Had either Kennett or Carr dared advocate such a position while still in parliament, the howls of moral righteousness that accompany any discussion of illicit drugs would have seen them hounded from office.
It’s the same crowd that are trying to shout down what should be an honest and realistic conversation around recreational drug use in the NRL.
In the hysteria that has followed rugby league’s so-dubbed ‘white weekend’ calls – particularly from those generations older than the current crop of NRL players – have inevitably come for harsher penalties to act as a “deterrent.”
They are largely coming from a justifiable place of embarrassment on behalf of the game, but they’re simply not awake to reality, or prevalence, of recreational drug use in society.
It’s simply foolish to think that, where tougher penalties for drug offences have failed miserably in the wider community, they will be a cure-all within the confines of the NRL.
Certainly NRL players, highly paid and forever in the public eye, have more to lose than average 20-something. But the fact someone as respected, well-educated and well-guided as Jesse Bromwich can become caught up in recreational drug use just shows NRL players aren’t – and can’t be – sequestered in some drug free bubble.
If the NRL were to institute the first offence ‘name-and-shame’ policies some, including the likes of Peter Sterling and Paul Gallen, are advocating, would the end result be less players taking recreational drugs or would we simply go through more weekends like the one the game has just endured?
There have always been deterrents. They have never stopped recreational drug use. The eighth immortal Andrew Johns admittedly took drugs throughout his career.
The Gold Coast went through their own cocaine scandal prior to the 2016 season. Ben Barba had already recorded a first strike for cocaine use and still succumbed to temptation after last year’s grand final.
Gallen’s argument that witnessing the embarrassment and breakdown of Barba’s career after his second strike has convinced him that more players should be subjected to it after just one offence is a flawed one at best.
If the central tenet of the argument is minimising reputational damage, surely the game has bigger issues with alcohol, gambling – both of which fill the game’s coffers through sponsorship – prescription drug abuse and domestic violence.
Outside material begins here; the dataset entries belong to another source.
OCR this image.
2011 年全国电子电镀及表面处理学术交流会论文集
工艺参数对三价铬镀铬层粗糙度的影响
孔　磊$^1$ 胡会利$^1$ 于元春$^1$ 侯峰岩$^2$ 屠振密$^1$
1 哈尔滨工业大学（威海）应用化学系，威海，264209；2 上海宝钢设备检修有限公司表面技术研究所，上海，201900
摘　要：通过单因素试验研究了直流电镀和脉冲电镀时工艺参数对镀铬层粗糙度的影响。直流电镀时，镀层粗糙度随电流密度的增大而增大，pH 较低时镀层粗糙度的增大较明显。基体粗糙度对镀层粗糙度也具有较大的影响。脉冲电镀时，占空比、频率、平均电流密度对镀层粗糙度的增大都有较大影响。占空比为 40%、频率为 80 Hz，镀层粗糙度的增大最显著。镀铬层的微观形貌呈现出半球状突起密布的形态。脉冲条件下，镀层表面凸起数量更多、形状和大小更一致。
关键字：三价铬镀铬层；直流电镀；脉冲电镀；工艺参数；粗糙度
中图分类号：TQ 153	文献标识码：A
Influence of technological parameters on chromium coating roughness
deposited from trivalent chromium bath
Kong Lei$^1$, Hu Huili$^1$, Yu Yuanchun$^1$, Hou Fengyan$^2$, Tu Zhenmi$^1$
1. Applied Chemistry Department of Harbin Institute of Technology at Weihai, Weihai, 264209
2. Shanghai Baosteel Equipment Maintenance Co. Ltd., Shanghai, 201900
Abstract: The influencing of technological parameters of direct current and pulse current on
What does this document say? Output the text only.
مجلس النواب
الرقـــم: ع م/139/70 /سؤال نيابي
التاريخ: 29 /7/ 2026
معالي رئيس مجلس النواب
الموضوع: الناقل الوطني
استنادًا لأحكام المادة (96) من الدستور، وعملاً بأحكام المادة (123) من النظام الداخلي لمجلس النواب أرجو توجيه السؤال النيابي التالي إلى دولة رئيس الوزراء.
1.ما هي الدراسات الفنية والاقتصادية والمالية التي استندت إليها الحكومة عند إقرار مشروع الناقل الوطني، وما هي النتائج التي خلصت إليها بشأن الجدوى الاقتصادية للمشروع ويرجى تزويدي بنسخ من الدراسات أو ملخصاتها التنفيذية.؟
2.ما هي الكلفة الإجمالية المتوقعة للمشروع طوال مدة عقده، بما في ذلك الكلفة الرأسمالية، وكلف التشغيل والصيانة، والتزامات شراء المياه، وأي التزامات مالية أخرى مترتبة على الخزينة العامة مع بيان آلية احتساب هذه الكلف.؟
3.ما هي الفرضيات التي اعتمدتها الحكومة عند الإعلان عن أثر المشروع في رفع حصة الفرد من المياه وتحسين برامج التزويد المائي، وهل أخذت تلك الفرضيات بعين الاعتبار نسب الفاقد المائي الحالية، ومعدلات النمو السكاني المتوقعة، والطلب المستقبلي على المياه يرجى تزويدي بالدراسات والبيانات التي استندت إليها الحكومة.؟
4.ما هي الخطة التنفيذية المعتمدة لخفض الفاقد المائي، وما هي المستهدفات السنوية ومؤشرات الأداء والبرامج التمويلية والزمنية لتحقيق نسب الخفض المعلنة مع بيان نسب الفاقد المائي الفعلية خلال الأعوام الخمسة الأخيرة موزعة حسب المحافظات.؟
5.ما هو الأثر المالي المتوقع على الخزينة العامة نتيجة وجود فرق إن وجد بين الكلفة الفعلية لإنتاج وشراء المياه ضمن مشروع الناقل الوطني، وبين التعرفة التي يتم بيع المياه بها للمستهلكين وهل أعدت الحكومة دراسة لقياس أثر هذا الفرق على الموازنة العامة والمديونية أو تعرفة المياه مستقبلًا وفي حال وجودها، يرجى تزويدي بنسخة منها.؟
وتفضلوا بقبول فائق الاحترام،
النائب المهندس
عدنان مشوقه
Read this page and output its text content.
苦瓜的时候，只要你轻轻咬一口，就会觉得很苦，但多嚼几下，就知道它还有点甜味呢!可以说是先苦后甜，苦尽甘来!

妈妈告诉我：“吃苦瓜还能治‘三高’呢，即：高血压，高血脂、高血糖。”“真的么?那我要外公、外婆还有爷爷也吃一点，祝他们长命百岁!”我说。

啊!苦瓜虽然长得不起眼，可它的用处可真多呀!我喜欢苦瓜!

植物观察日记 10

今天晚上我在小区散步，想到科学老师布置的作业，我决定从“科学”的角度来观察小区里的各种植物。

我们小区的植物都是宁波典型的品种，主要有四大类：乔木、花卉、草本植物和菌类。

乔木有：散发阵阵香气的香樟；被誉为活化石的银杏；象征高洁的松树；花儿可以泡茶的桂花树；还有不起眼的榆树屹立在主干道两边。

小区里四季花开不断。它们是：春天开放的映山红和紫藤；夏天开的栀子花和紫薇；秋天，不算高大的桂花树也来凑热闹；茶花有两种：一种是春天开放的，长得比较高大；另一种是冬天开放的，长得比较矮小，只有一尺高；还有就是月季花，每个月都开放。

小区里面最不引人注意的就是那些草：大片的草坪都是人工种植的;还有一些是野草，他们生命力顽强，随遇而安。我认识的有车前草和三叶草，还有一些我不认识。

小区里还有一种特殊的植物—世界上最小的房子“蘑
Kick-off is not advocating a free-for-all when it comes to drugs in the NRL but an honest and realistic discussion and response to the issue is what’s needed.
The game does not have an endemic problem with recreational drug use – it's simply not immune to it’s effects on wider society. The game can take a realistic approach to it… or bow to public pressure and rinse wash repeat the failed policies of the past.